The answer’s simple. Mediocre leadership will always pass the buck downwards, or at least away. I don’t know whether ATOS are being deliberately set up to take the flak, but I certainly assume so: all the evidence points that way.

The government are determined to ‘restructure’ the benefits system. (You may feel that they should being doing exactly that, or you may not: that is not the issue here.) They get the civil service (DWP) to do their dirty work for them; the DWP farm out contact with the public - and the flak from the public - to ATOS (and ATOS farms it out to their skivvies in the front line).

The issue becomes so confused that we blame the wrong people. [It’s not for nothing that my DWP contact is based hundreds of miles from where I live...]

You may say that Duncan Smith, Grayling and Osborne stand up for what they’re doing. But have you trying putting a point of view to them? They’re so isolated from the rest of us that they think they’re untouchable... but more of that anon.
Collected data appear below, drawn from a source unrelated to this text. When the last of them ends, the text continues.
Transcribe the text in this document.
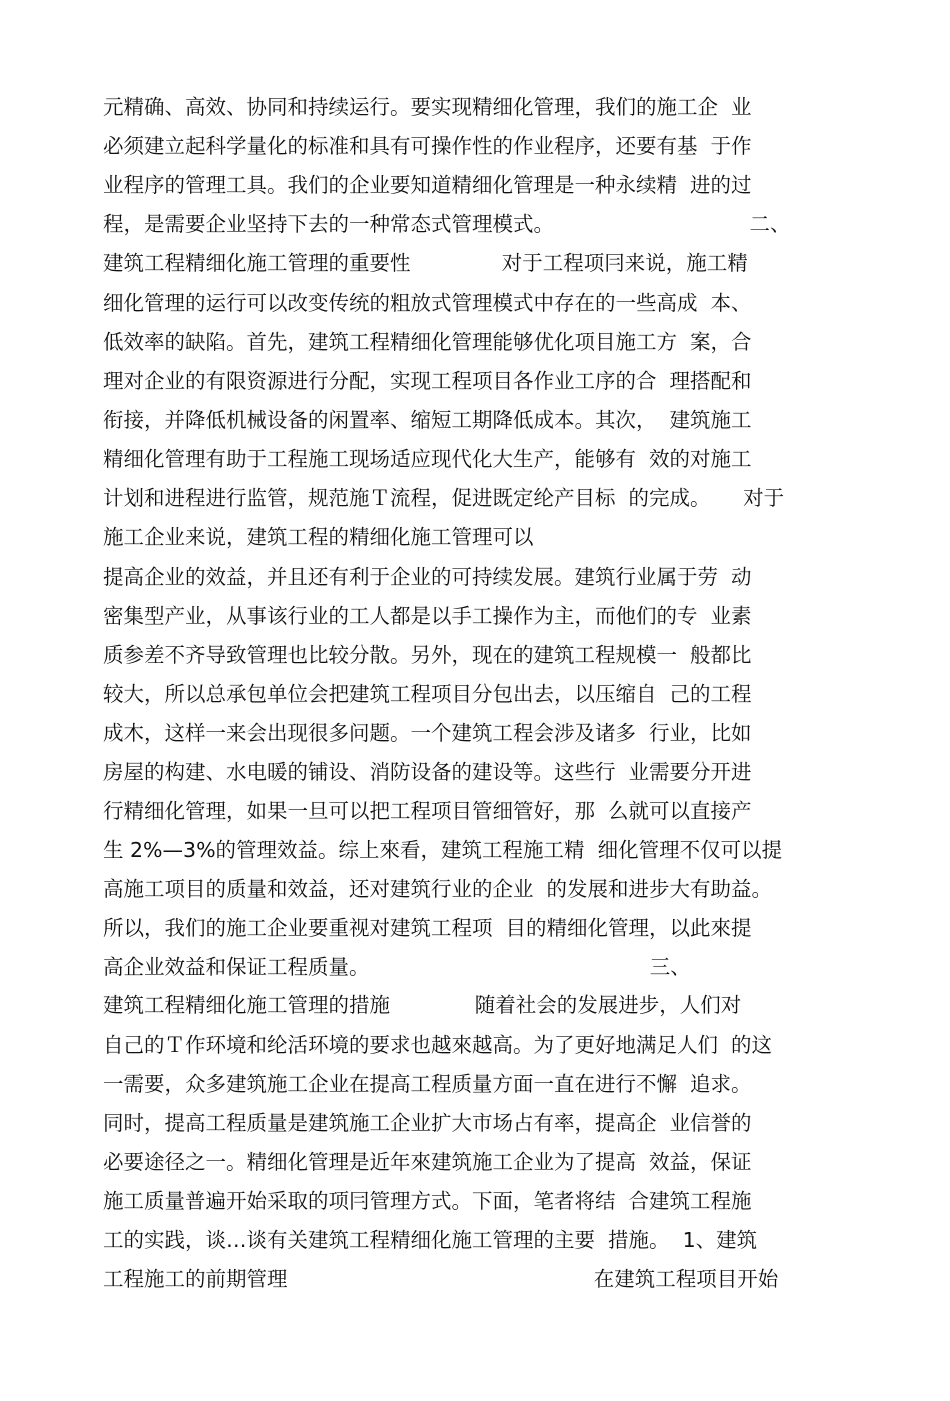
元精确、高效、协同和持续运行。要实现精细化管理，我们的施工企  业
必须建立起科学量化的标准和具有可操作性的作业程序，还要有基  于作
业程序的管理工具。我们的企业要知道精细化管理是一种永续精  进的过
程，是需要企业坚持下去的一种常态式管理模式。                              二、
建筑工程精细化施工管理的重要性              对于工程项冃来说，施工精
细化管理的运行可以改变传统的粗放式管理模式中存在的一些高成  本、
低效率的缺陷。首先，建筑工程精细化管理能够优化项目施工方  案，合
理对企业的有限资源进行分配，实现工程项目各作业工序的合  理搭配和
衔接，并降低机械设备的闲置率、缩短工期降低成本。其次，  建筑施工
精细化管理有助于工程施工现场适应现代化大生产，能够有  效的对施工
计划和进程进行监管，规范施Ｔ流程，促进既定纶产目标  的完成。     对于
施工企业来说，建筑工程的精细化施工管理可以
提高企业的效益，并且还有利于企业的可持续发展。建筑行业属于劳  动
密集型产业，从事该行业的工人都是以手工操作为主，而他们的专  业素
质参差不齐导致管理也比较分散。另外，现在的建筑工程规模一  般都比
较大，所以总承包单位会把建筑工程项目分包出去，以压缩自  己的工程
成木，这样一来会出现很多问题。一个建筑工程会涉及诸多  行业，比如
房屋的构建、水电暖的铺设、消防设备的建设等。这些行  业需要分开进
行精细化管理，如果一旦可以把工程项目管细管好，那  么就可以直接产
生 2%—3%的管理效益。综上來看，建筑工程施工精  细化管理不仅可以提
高施工项目的质量和效益，还对建筑行业的企业  的发展和进步大有助益。
所以，我们的施工企业要重视对建筑工程项  目的精细化管理，以此來提
高企业效益和保证工程质量。                                           三、
建筑工程精细化施工管理的措施             随着社会的发展进步，人们对
自己的Ｔ作环境和纶活环境的要求也越來越高。为了更好地满足人们  的这
一需要，众多建筑施工企业在提高工程质量方面一直在进行不懈  追求。
同时，提高工程质量是建筑施工企业扩大市场占有率，提高企  业信誉的
必要途径之一。精细化管理是近年來建筑施工企业为了提高  效益，保证
施工质量普遍开始采取的项冃管理方式。下面，笔者将结  合建筑工程施
工的实践，谈…谈有关建筑工程精细化施工管理的主要  措施。  1、建筑
工程施工的前期管理                                               在建筑工程项目开始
That leaves this question: Should the physiotherapist who was appointed to assess my mental health have recused herself because she wasn't suitably qualified? Of course, another question then arises: COULD she have done so, without losing her job?

So... It’s not, or not always, the people in the front line: it’s the system that bears examination – a system which I suspect has been set up very carefully and very deliberately to grind me down (along with a million or so other folks) - and to make sure that we can't kick back.

More about this as the blog proceeds. I hope.

I plan to put the dagger in, but I want to be sure that I hit the right target.